Die Vertragsparteien waren sich einig darüber, dass die Komplexität des Vorgehens bei einer Novellierung des

Finanzausgleichsgesetzes insbesondere in Bezug auf nutzbares Zahlenmaterial ein umfangreiches Gutachten erfordert, und zwar von beiderseitig anerkannten Gutachtern. Das Gutachten sollte nicht nur wie vorher die horizontale, sondern auch die vertikale Finanzverteilung untersuchen. Der Lenkungsausschuss des Finanzausgleichsbeirates sollte die Erstellung begleiten und das hat er auch getan.

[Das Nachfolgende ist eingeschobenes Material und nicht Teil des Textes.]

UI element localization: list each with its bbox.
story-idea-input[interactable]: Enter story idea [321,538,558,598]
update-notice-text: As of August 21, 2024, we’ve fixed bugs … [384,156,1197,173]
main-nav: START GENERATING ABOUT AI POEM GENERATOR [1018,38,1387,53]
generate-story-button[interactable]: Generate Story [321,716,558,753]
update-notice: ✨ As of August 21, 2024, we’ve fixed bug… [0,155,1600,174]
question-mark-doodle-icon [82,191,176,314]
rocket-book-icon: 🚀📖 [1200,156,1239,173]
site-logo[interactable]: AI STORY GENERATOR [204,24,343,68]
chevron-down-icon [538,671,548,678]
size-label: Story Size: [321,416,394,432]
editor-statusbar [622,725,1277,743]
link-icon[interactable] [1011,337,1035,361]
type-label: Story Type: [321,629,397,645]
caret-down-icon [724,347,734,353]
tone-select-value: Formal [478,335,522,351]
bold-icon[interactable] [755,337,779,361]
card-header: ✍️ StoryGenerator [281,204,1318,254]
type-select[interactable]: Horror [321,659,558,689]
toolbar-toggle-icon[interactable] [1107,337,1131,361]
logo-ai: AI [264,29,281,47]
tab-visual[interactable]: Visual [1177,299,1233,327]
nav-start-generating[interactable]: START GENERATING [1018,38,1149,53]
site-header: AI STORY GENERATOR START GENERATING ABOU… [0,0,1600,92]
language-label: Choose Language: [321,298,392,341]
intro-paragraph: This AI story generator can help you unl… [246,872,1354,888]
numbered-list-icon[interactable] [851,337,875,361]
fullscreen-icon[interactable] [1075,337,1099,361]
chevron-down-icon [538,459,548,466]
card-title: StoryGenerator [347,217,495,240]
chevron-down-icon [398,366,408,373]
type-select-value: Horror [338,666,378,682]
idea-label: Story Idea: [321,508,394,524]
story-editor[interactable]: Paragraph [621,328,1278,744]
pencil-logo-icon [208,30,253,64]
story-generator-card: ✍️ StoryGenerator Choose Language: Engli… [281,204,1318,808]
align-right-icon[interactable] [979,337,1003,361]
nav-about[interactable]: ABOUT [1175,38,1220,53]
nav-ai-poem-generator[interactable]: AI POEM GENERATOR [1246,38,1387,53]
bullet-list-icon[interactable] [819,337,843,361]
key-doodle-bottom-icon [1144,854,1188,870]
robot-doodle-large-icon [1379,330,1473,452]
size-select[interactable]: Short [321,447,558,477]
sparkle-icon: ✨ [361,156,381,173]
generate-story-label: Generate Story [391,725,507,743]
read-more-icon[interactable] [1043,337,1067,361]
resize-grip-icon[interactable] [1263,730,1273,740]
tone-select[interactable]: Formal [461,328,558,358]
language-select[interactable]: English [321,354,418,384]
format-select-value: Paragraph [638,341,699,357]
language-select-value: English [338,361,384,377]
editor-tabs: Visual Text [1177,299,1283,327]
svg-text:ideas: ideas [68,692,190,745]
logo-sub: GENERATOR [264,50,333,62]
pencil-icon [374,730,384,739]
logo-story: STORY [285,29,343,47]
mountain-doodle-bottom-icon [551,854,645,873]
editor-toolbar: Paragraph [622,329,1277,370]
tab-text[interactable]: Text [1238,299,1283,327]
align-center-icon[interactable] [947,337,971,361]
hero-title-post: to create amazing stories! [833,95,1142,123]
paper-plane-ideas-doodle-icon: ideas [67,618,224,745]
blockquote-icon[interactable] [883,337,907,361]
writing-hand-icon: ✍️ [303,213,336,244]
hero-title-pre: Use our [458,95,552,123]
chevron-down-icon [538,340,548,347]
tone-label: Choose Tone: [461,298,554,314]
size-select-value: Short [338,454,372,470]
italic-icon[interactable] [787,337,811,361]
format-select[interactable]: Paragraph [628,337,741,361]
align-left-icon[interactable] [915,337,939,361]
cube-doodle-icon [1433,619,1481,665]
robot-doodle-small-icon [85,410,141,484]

Die Auffassung der Landesregierung, dass eine grundlegende Novelle erst zum 01.01.2018 in Kraft treten kann, wurde damals akzeptiert. Damals ging man noch davon aus, dass man insgesamt die komplette Novelle bereits im Jahr 2018 umsetzen könnte, was sich jetzt leider anders darstellt. Das Land erklärte sich, wie schon beschrieben, bereit, noch einmal 160 Millionen Euro bis einschließlich 2017 auszuzahlen. Die kommunalen Spitzenverbände verpflichteten sich ihrerseits, im Gegenzug keine Klagen gegen die Verfassungsmäßigkeit und auch finanzielle Mehrausstattung nach dem FAG in diesem Zeitraum zu unterstützen. Sie haben sich verpflichtet, die Kommunen bei der Haushaltskonsolidierung und dem Personalabbau zu beraten und zu unterstützen. Sie erkannten an, dass eine Optimierung der Geschäftsprozesse insbesondere bei der Jugend- und Schulsozialarbeit notwendig und die Schaffung zukunftsfähiger Gemeinden erforderlich seien.